Few-layer black phosphorus (bP) with 11 nm thickness was mechanically exfoliated from a bulk crystal (HQ Graphene) and dry transferred using a polydimethylsiloxane stamp onto a silicon substrate with 300 nm-thick thermally grown SiO2. The thickness of the bP flake was identified using an atomic force microscope (Bruker Dimensions Icon). The bP flake with the lateral size of 20 µm × 30 µm was patterned into an array of 4 × 3 pixels with each pixel in the size of 3 µm × 4 µm (Fig. 1c) using electron beam lithography (EBL, JEOL- JBX6300FS) and inductively coupled plasma (ICP) etching based on SF6 chemistry when the ZEP 520 A resist was used as the protective mask. The source and drain contacts made of Ni/Au (5 nm/25 nm) were patterned by steps of EBL, electron beam evaporation, and lift-off in a solvent. The processes of bP exfoliation, thickness measurement, and lift-off of the deposited metal films were all performed in an Ar-filled glovebox with oxygen and water concentration <0.1 ppm to avoid the degradation of the bP flake due to the exposure to moisture and oxygen.

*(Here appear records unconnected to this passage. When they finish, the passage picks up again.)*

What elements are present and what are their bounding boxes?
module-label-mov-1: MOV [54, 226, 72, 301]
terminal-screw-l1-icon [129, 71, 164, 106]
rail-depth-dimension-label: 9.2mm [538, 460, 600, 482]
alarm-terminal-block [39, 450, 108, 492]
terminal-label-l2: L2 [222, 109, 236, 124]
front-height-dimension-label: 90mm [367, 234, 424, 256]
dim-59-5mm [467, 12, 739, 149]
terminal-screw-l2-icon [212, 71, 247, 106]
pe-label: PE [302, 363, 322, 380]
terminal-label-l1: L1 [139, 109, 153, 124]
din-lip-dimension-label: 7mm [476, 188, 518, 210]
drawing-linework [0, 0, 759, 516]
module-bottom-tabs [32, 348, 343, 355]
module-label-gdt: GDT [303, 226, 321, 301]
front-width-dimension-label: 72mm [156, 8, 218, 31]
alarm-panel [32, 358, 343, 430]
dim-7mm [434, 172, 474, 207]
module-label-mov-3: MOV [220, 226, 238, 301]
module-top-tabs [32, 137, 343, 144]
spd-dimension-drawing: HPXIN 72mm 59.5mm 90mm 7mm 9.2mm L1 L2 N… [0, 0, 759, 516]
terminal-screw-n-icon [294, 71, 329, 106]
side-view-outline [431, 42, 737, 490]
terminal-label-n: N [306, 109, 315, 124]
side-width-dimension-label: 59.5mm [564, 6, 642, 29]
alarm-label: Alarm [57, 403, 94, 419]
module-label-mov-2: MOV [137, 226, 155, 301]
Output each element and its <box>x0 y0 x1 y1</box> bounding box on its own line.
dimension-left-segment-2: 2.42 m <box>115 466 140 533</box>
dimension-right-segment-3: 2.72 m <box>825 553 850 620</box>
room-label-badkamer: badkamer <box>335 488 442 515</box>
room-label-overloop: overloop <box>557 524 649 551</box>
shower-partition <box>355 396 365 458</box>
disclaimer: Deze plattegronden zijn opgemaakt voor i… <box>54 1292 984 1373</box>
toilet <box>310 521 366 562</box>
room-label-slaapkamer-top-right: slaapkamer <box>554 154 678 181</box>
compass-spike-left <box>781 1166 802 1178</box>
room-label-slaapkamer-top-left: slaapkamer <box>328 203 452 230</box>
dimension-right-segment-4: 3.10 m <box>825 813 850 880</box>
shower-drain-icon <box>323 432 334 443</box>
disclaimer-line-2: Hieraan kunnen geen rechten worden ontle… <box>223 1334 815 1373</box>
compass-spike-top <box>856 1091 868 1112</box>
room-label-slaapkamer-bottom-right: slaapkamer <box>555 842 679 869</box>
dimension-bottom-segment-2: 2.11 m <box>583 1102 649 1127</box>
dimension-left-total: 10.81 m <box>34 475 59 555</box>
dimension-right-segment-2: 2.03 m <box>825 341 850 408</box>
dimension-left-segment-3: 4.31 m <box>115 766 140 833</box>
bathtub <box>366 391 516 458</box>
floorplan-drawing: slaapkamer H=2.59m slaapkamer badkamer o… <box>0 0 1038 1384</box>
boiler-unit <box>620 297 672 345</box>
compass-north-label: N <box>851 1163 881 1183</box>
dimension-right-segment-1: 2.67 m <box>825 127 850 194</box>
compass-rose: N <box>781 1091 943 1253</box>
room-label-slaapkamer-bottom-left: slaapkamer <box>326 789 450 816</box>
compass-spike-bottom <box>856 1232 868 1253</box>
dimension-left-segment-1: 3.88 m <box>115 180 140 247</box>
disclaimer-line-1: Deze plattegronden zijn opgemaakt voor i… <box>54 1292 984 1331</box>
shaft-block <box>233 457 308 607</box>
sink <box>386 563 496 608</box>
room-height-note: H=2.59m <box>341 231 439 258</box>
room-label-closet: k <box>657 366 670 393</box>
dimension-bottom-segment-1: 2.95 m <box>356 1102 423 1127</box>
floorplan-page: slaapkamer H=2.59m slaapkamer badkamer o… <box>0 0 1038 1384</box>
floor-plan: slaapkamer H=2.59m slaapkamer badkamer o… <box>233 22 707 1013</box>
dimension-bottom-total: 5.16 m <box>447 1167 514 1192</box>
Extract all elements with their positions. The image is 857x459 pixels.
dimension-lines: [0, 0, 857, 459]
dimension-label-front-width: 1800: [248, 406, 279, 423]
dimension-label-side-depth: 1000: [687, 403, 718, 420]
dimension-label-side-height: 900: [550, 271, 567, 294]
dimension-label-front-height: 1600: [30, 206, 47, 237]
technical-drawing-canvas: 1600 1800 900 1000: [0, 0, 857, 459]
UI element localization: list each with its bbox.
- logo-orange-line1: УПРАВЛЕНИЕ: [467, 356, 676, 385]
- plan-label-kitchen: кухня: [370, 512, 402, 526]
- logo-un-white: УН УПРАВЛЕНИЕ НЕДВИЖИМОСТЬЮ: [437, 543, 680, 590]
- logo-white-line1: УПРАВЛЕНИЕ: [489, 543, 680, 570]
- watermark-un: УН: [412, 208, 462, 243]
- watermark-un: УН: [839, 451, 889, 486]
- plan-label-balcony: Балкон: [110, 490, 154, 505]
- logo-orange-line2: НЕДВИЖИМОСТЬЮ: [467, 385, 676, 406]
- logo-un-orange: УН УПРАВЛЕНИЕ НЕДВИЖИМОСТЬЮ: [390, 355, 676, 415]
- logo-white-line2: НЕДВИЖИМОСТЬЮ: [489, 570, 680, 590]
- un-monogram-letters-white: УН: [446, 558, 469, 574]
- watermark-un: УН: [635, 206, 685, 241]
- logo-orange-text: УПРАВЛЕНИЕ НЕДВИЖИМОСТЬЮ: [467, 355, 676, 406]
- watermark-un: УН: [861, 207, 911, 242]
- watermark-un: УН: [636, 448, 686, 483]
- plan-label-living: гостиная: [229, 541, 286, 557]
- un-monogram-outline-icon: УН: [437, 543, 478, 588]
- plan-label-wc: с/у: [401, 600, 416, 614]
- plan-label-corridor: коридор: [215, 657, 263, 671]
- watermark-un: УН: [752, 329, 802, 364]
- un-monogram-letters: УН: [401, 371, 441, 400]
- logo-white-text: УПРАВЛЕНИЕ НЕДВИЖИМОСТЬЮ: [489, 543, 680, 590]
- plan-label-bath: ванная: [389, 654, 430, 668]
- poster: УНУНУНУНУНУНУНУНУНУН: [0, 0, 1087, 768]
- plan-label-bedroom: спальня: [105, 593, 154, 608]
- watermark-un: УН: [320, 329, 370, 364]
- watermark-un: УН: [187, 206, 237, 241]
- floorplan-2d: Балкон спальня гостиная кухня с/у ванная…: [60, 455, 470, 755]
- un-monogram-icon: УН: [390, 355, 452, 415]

Subsequently, the gate dielectric stack of Al2O3/HfO2/Al2O3 (AHA) was deposited by atomic layer deposition (ALD) systems. The 6 nm-thick tunneling layer of Al2O3 was grown on bP at 150 °C by thermal ALD, and the 7 nm-thick storage layer of HfO2 was then grown at 290 °C by plasma-enhanced ALD, followed by the 20 nm-thick blocking layer of Al2O3. The top gate electrode made of indium-tin-oxide (ITO was patterned by EBL and deposited by a pulsed sputtering system (Evatec LLS EVO).

Measurement setup

The bP-PPT devices were wire-bonded to the 64-pin chip holder as shown in Supplementary Fig. 14. For electrical measurements, each device’s gate, source, and drain contacts were connected to 3 pins of the holder. Since we have 12 bP-PPT devices, we can simultaneously measure the conductance or photocurrent of several devices using a set of source-measurement unit (SMU) modules. For the optical input, both 780 nm and tunable telecom-band lasers were aligned and focused onto each device. We programmed the devices using a 780 nm laser diode (LP785SF20, Thorlabs) with tunable output power and pulse width. The optical images were input to the devices by modulating the intensity of a tunable telecom band laser (TSL-210, Santec Corporation) using a variable optical attenuator (EVOA1550A, Thorlabs). Optical programming of the bP-PPT array was achieved by using a spatial light modulator. A data acquisition system was used to measure the device array and the output was feedback to the device array to realize a network. To characterize the devices’ photoresponsivity in the broadband infrared spectrum, a tunable infrared laser (Firefly, M Squared) was used with its signal output in the wavelength range of 1.5–1.8 μm and its idler output in the wavelength range of 2.6–3.1 μm. A CaF2 lens was used to focus the infrared light onto the bP-PPT devices.